Dihexyltryptamine

Clinical data
- Other names: N,N-Dihexyltryptamine; DHT

Identifiers
- IUPAC name N-hexyl-N-[2-(1H-indol-3-yl)ethyl]hexan-1-amine;
- PubChem CID: 129679089;
- ChemSpider: 102826556;

Chemical and physical data
- Formula: C_{22}H_{36}N_{2}
- Molar mass: 328.544 g·mol^{−1}
- 3D model (JSmol): Interactive image;
- SMILES CCCCCCN(CCCCCC)CCC1=CNC2=CC=CC=C21;
- InChI InChI=1S/C22H36N2/c1-3-5-7-11-16-24(17-12-8-6-4-2)18-15-20-19-23-22-14-10-9-13-21(20)22/h9-10,13-14,19,23H,3-8,11-12,15-18H2,1-2H3; Key:GTQCUMXNKPVMON-UHFFFAOYSA-N;

= Dihexyltryptamine =

Dihexyltryptamine (DHT), or N,N-dihexyltryptamine, is a drug of the tryptamine family related to serotonergic psychedelics like dimethyltryptamine (DMT). It is an analogue in the structural series of N,N-dialkylated tryptamines that also includes DMT, diethyltryptamine (DET), dipropyltryptamine (DPT), dibutyltryptamine (DBT), and diamyltryptamine (DAT).

==Use and effects==
DHT, in contrast to its lower homologues including DMT, DET, DPT, and DBT, was completely inactive in terms of hallucinogenic and other effects at a dose of 1 mg/kg in humans. With regard to the lower homologues, DMT, DET, and DPT are all described as fully effective hallucinogens, whereas DBT was described as producing only slight hallucinogenic effects.

==Pharmacology==
===Pharmacodynamics===
The drug is active in the conditioned avoidance test and produces dose-dependent hypolocomotion in rodents similarly to psychedelic tryptamines.

==Chemistry==
===Analogues===
Analogues of DHT include diethyltryptamine (DET), dipropyltryptamine (DPT), diisopropyltryptamine (DiPT), diallyltryptamine (DALT), and dibutyltryptamine (DBT), among others.

====N-Hexyltryptamine====

Chemical structure of N-hexyltrytamine (NHT).

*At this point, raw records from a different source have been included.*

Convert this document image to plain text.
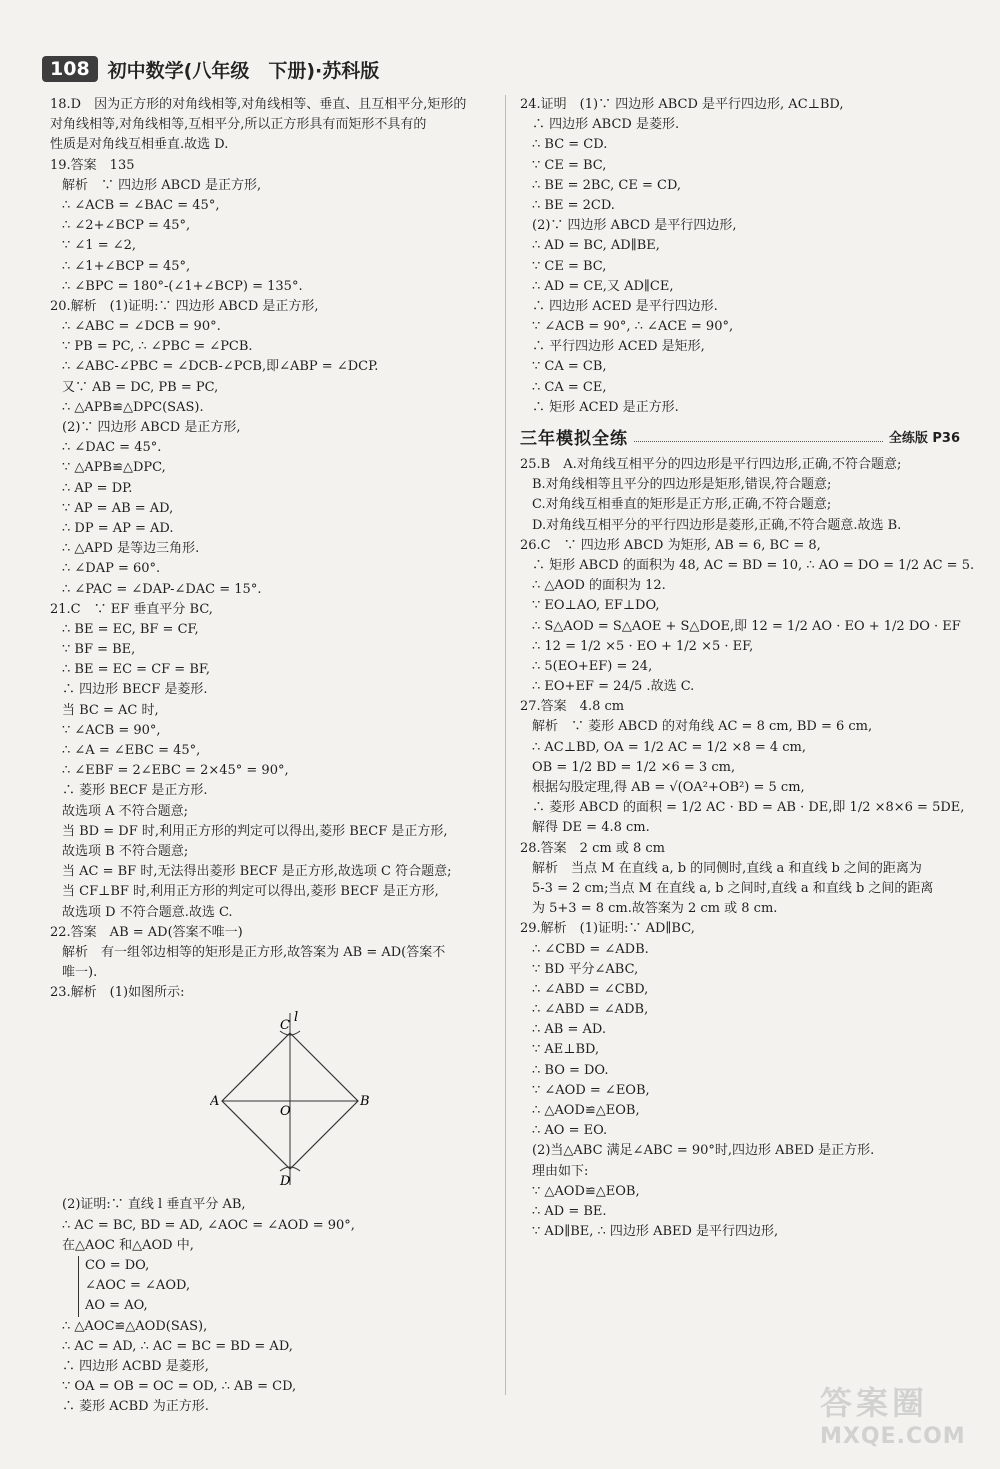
108 初中数学(八年级　下册)·苏科版
18.D　因为正方形的对角线相等,对角线相等、垂直、且互相平分,矩形的
对角线相等,对角线相等,互相平分,所以正方形具有而矩形不具有的
性质是对角线互相垂直.故选 D.
19.答案　135
解析　∵ 四边形 ABCD 是正方形,
∴ ∠ACB = ∠BAC = 45°,
∴ ∠2+∠BCP = 45°,
∵ ∠1 = ∠2,
∴ ∠1+∠BCP = 45°,
∴ ∠BPC = 180°-(∠1+∠BCP) = 135°.
20.解析　(1)证明:∵ 四边形 ABCD 是正方形,
∴ ∠ABC = ∠DCB = 90°.
∵ PB = PC, ∴ ∠PBC = ∠PCB.
∴ ∠ABC-∠PBC = ∠DCB-∠PCB,即∠ABP = ∠DCP.
又∵ AB = DC, PB = PC,
∴ △APB≌△DPC(SAS).
(2)∵ 四边形 ABCD 是正方形,
∴ ∠DAC = 45°.
∵ △APB≌△DPC,
∴ AP = DP.
∵ AP = AB = AD,
∴ DP = AP = AD.
∴ △APD 是等边三角形.
∴ ∠DAP = 60°.
∴ ∠PAC = ∠DAP-∠DAC = 15°.
21.C　∵ EF 垂直平分 BC,
∴ BE = EC, BF = CF,
∵ BF = BE,
∴ BE = EC = CF = BF,
∴ 四边形 BECF 是菱形.
当 BC = AC 时,
∵ ∠ACB = 90°,
∴ ∠A = ∠EBC = 45°,
∴ ∠EBF = 2∠EBC = 2×45° = 90°,
∴ 菱形 BECF 是正方形.
故选项 A 不符合题意;
当 BD = DF 时,利用正方形的判定可以得出,菱形 BECF 是正方形,
故选项 B 不符合题意;
当 AC = BF 时,无法得出菱形 BECF 是正方形,故选项 C 符合题意;
当 CF⊥BF 时,利用正方形的判定可以得出,菱形 BECF 是正方形,
故选项 D 不符合题意.故选 C.
22.答案　AB = AD(答案不唯一)
解析　有一组邻边相等的矩形是正方形,故答案为 AB = AD(答案不
唯一).
23.解析　(1)如图所示:
l
C
A
O
B
D
(2)证明:∵ 直线 l 垂直平分 AB,
∴ AC = BC, BD = AD, ∠AOC = ∠AOD = 90°,
在△AOC 和△AOD 中,
CO = DO,
∠AOC = ∠AOD,
AO = AO,
∴ △AOC≌△AOD(SAS),
∴ AC = AD, ∴ AC = BC = BD = AD,
∴ 四边形 ACBD 是菱形,
∵ OA = OB = OC = OD, ∴ AB = CD,
∴ 菱形 ACBD 为正方形.
24.证明　(1)∵ 四边形 ABCD 是平行四边形, AC⊥BD,
∴ 四边形 ABCD 是菱形.
∴ BC = CD.
∵ CE = BC,
∴ BE = 2BC, CE = CD,
∴ BE = 2CD.
(2)∵ 四边形 ABCD 是平行四边形,
∴ AD = BC, AD∥BE,
∵ CE = BC,
∴ AD = CE,又 AD∥CE,
∴ 四边形 ACED 是平行四边形.
∵ ∠ACB = 90°, ∴ ∠ACE = 90°,
∴ 平行四边形 ACED 是矩形,
∵ CA = CB,
∴ CA = CE,
∴ 矩形 ACED 是正方形.
三年模拟全练	全练版 P36
25.B　A.对角线互相平分的四边形是平行四边形,正确,不符合题意;
B.对角线相等且平分的四边形是矩形,错误,符合题意;
C.对角线互相垂直的矩形是正方形,正确,不符合题意;
D.对角线互相平分的平行四边形是菱形,正确,不符合题意.故选 B.
26.C　∵ 四边形 ABCD 为矩形, AB = 6, BC = 8,
∴ 矩形 ABCD 的面积为 48, AC = BD = 10, ∴ AO = DO = 1/2 AC = 5.
∴ △AOD 的面积为 12.
∵ EO⊥AO, EF⊥DO,
∴ S△AOD = S△AOE + S△DOE,即 12 = 1/2 AO · EO + 1/2 DO · EF
∴ 12 = 1/2 ×5 · EO + 1/2 ×5 · EF,
∴ 5(EO+EF) = 24,
∴ EO+EF = 24/5 .故选 C.
27.答案　4.8 cm
解析　∵ 菱形 ABCD 的对角线 AC = 8 cm, BD = 6 cm,
∴ AC⊥BD, OA = 1/2 AC = 1/2 ×8 = 4 cm,
OB = 1/2 BD = 1/2 ×6 = 3 cm,
根据勾股定理,得 AB = √(OA²+OB²) = 5 cm,
∴ 菱形 ABCD 的面积 = 1/2 AC · BD = AB · DE,即 1/2 ×8×6 = 5DE,
解得 DE = 4.8 cm.
28.答案　2 cm 或 8 cm
解析　当点 M 在直线 a, b 的同侧时,直线 a 和直线 b 之间的距离为
5-3 = 2 cm;当点 M 在直线 a, b 之间时,直线 a 和直线 b 之间的距离
为 5+3 = 8 cm.故答案为 2 cm 或 8 cm.
29.解析　(1)证明:∵ AD∥BC,
∴ ∠CBD = ∠ADB.
∵ BD 平分∠ABC,
∴ ∠ABD = ∠CBD,
∴ ∠ABD = ∠ADB,
∴ AB = AD.
∵ AE⊥BD,
∴ BO = DO.
∵ ∠AOD = ∠EOB,
∴ △AOD≌△EOB,
∴ AO = EO.
(2)当△ABC 满足∠ABC = 90°时,四边形 ABED 是正方形.
理由如下:
∵ △AOD≌△EOB,
∴ AD = BE.
∵ AD∥BE, ∴ 四边形 ABED 是平行四边形,
答案圈
MXQE.COM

The N-monohexyl analogue of DHT, N-hexyltryptamine (NHT), has also been described. According to Stephen Szara and Alexander Shulgin, this compound was inactive at a dose of up to 100 mg orally.

==History==
DHT was first described by Stephen Szára and colleagues in 1961. It was briefly mentioned by Alexander Shulgin in his 1997 book TiHKAL, but does not appear to have been synthesized or evaluated by him.